# Catch-and-Release tournament suggestions?



## Sailor612 (Oct 3, 2007)

Hey all,

A little background and a question for those who participate in inshore Catch-and-Release tournaments...

I am helping out with an inshore catch-and-release tournament fundraiser for a group of youth (BSA Venture Crew) that I volunteer with. They have had a difficult problem with logistics of verification of catch in previous years and are trying to look into ways to streamline the process! The way they did it last year was to hand out unique measuring boards at the captains meeting (to ensure that the image is one of the registered fishermen), the fishermen then took a picture of the fish on the board before releasing it. 

The logistical nightmare they ran into was how to download the picture/time stamp when the fishermen brought their camera into the weigh station - the tournament sponsors had to have almost every type of cell phone/camera cord/USB plug available since there are so many different types of phones/cameras on the market these days!

What ways have you seen, or participated in, for catch verification in catch-and-release inshore tournaments? Any suggestions to help us out at the weigh station!??! They are wanting to make sure there is a saved photo that has a time/date stamp associated to prevent any potential disputes.

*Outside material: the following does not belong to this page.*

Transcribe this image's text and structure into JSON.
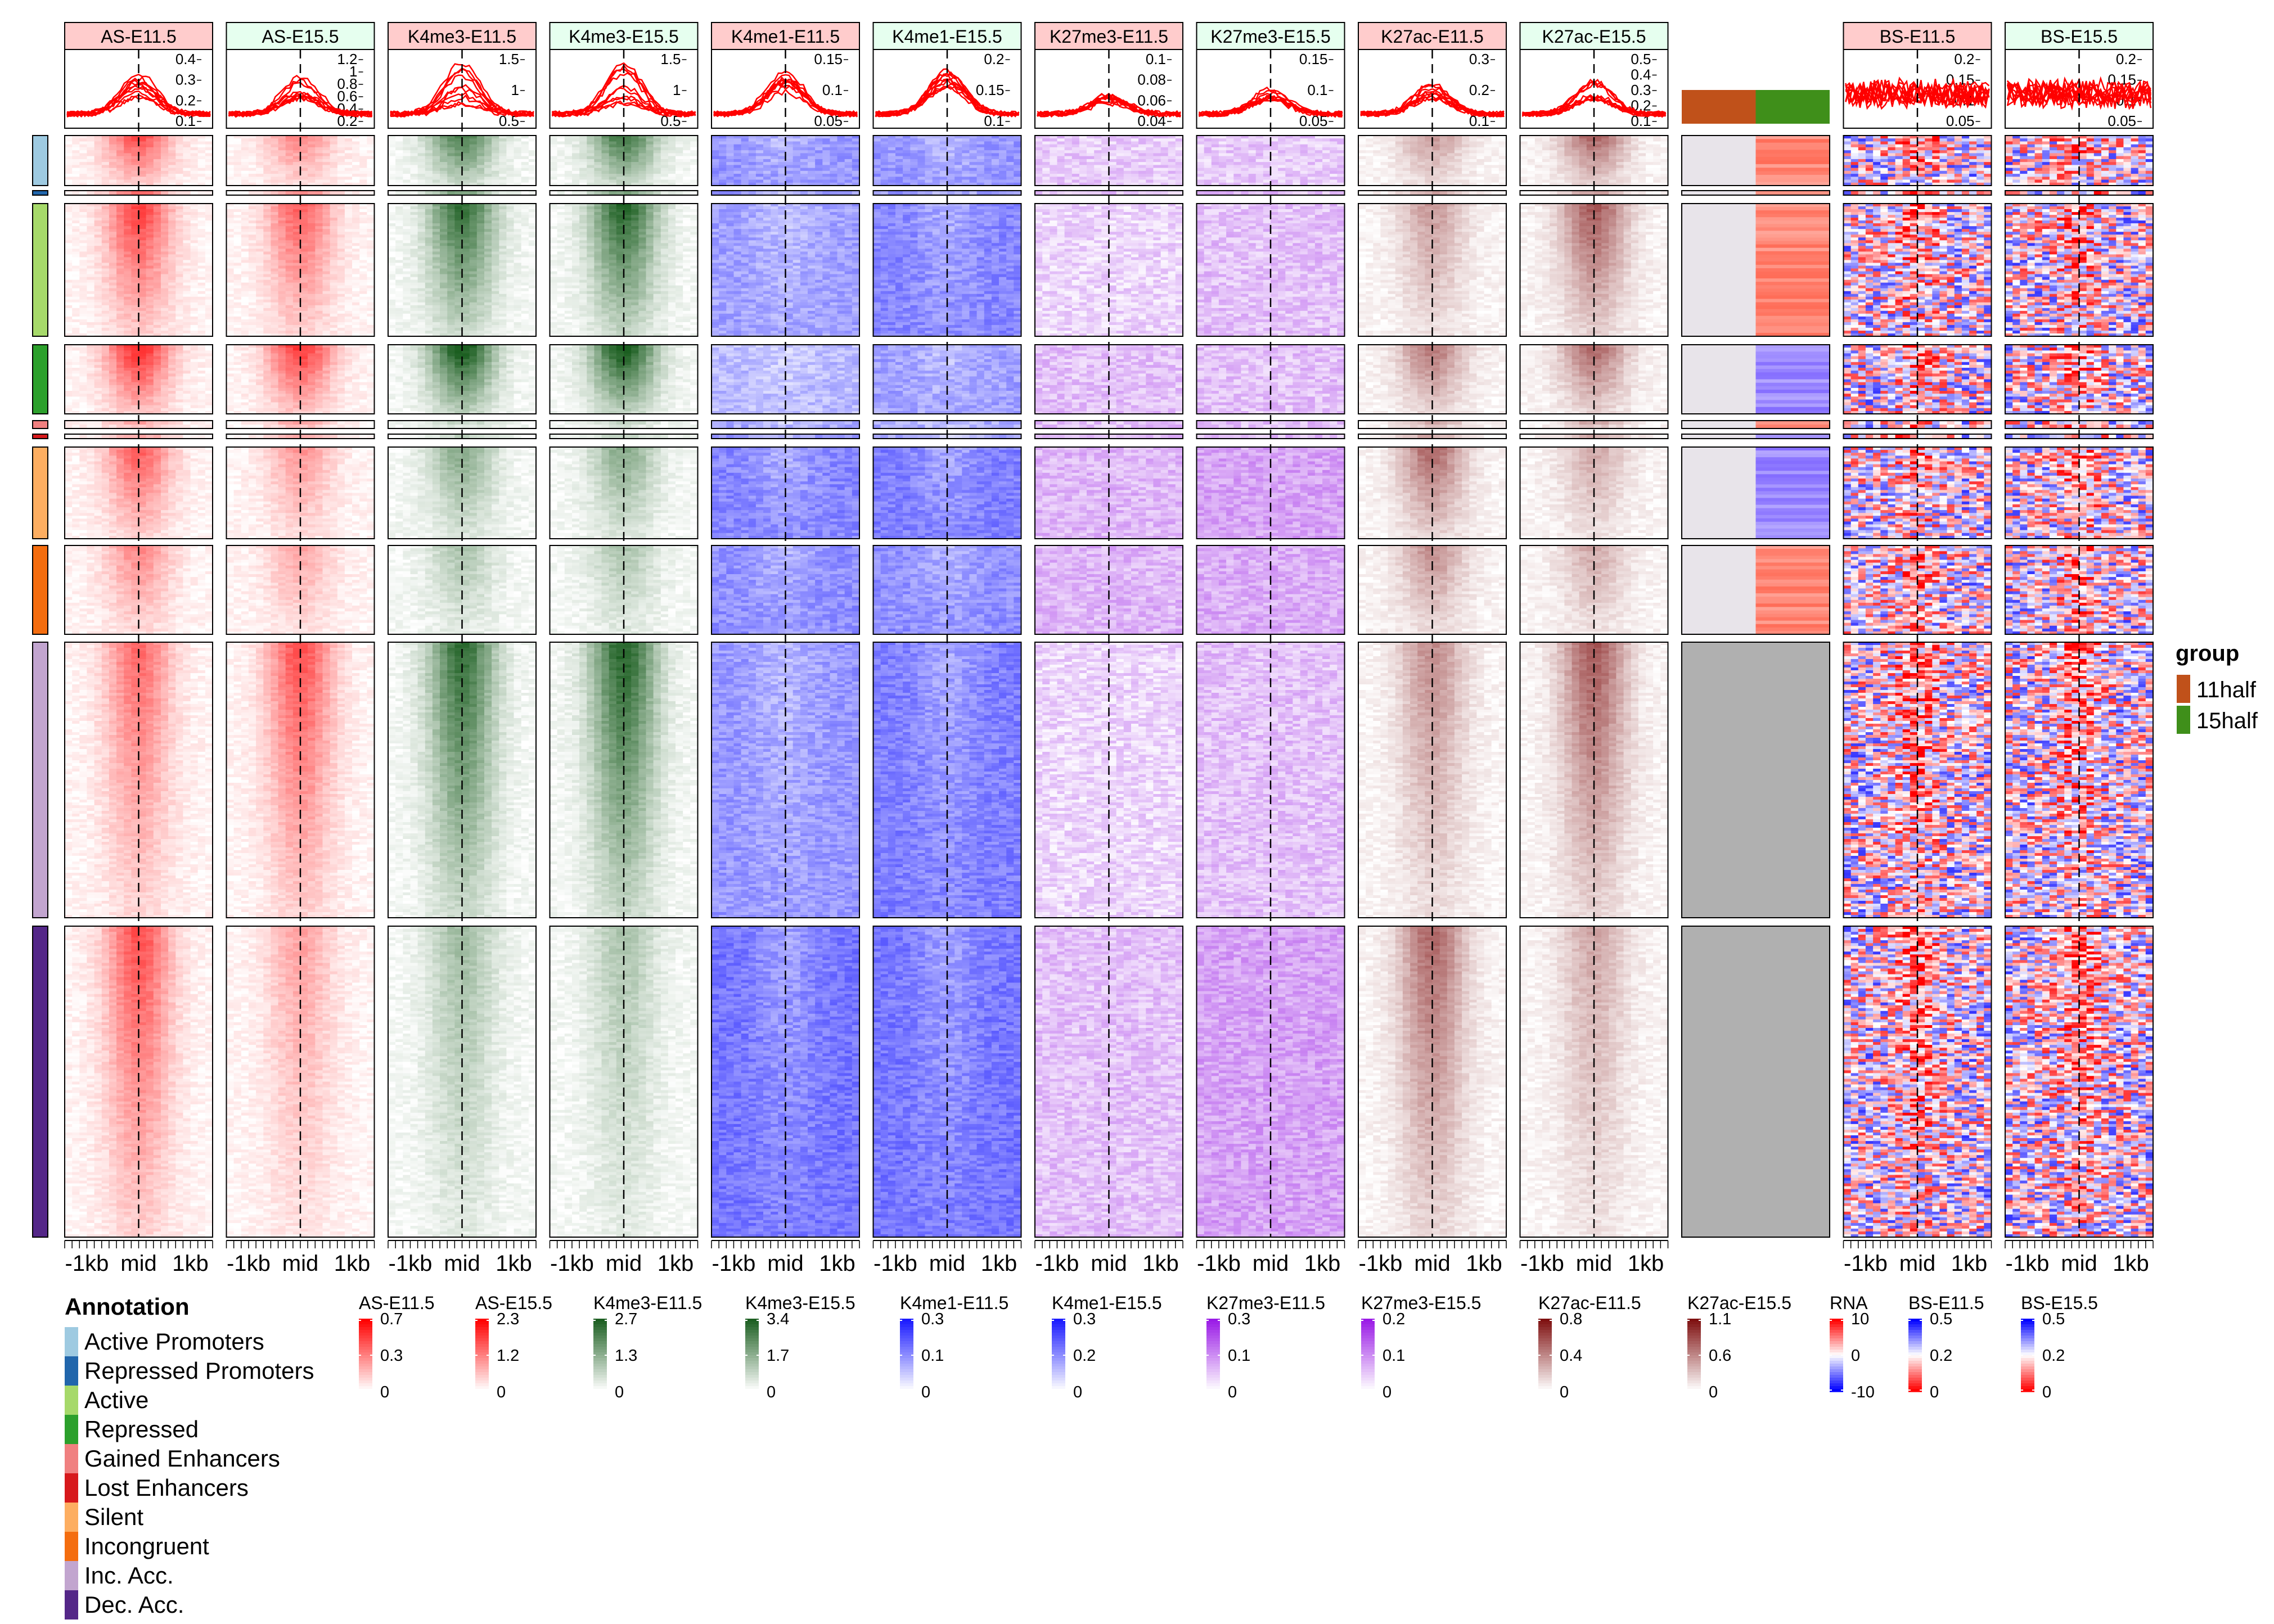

Thanks ahead of time for any thoughts and/or suggestions!!!


----------



## Liquid Fun (Aug 3, 2009)

Most C&R tournaments require the angler to provide the appropriate cables at the weight station rather than the tournament needing to provide. Having the designator in the picture or video keeps everyone honest on the date. Time could be by timestamp of camera or capturing it on your chart plotter in the video also.


----------